= Reginald Molehusband =

British character in public service announcements

Reginald Molehusband was a fictional character who starred in a public information film commissioned by the Central Office of Information and shown on British TV during the 1960s. The role of Molehusband was played by Ian Gardiner. No copy of the film is known to still exist.

Molehusband was depicted as the country's worst driver when it came to parallel-parking his Austin 1100 car. The film concluded with Reginald finally able to park the car successfully and so demonstrate the technique for the benefit of viewers.

The script reads:
"This is the story of Reginald Molehusband, married, two children, whose reverse parking was a public danger. People came from miles just to see it. Bets were laid on his performance. What he managed to miss at the back, he was sure to make up for at the front. Bus drivers and taxis changed their routes to avoid him. Until the day that Reginald Molehusband did it right. Not too close, far enough forward... come on Reggie... and reverse in slowly... come on.... and watching traffic... and park perfectly! Well done Reginald Molehusband, the safest parker in town."
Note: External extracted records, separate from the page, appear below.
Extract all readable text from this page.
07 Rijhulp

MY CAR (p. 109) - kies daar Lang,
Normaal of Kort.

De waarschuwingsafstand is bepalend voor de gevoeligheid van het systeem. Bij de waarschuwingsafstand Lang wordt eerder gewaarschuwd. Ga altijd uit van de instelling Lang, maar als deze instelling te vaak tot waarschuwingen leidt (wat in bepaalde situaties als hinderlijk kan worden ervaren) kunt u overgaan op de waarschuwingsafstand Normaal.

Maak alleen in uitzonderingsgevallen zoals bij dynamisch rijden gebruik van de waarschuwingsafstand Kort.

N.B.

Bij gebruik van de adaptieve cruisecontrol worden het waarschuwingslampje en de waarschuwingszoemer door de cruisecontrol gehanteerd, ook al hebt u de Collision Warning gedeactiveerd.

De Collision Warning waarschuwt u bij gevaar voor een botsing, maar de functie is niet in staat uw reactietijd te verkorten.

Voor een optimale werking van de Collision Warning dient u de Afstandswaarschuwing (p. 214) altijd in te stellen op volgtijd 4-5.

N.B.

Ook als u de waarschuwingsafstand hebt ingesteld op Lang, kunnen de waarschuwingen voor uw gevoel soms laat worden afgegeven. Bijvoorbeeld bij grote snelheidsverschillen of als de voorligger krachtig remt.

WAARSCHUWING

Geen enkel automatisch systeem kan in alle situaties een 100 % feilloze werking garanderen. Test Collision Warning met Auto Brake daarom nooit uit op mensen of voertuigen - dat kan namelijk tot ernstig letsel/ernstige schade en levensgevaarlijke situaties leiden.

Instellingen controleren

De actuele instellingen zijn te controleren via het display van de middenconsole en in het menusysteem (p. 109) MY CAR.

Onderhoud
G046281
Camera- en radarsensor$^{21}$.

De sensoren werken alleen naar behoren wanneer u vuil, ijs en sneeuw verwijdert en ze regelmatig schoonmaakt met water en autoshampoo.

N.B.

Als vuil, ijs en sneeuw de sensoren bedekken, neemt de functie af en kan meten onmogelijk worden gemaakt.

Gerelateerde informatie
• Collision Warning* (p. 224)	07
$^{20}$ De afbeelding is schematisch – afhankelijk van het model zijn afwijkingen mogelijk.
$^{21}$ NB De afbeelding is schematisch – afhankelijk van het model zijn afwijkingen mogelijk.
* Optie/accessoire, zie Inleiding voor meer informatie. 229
The name of Reginald Molehusband entered common parlance in the United Kingdom to refer to any inexpert or timid driver, and "Well done, Reginald" became a humorous catchphrase uttered in mock congratulation to someone successfully completing a modest task.

Because the original film was lost, a new version was made by the BBC in 2006, again starring Gardiner, who played Reginald in the original film. A new voiceover was recorded, despite a recording of the original narration existing.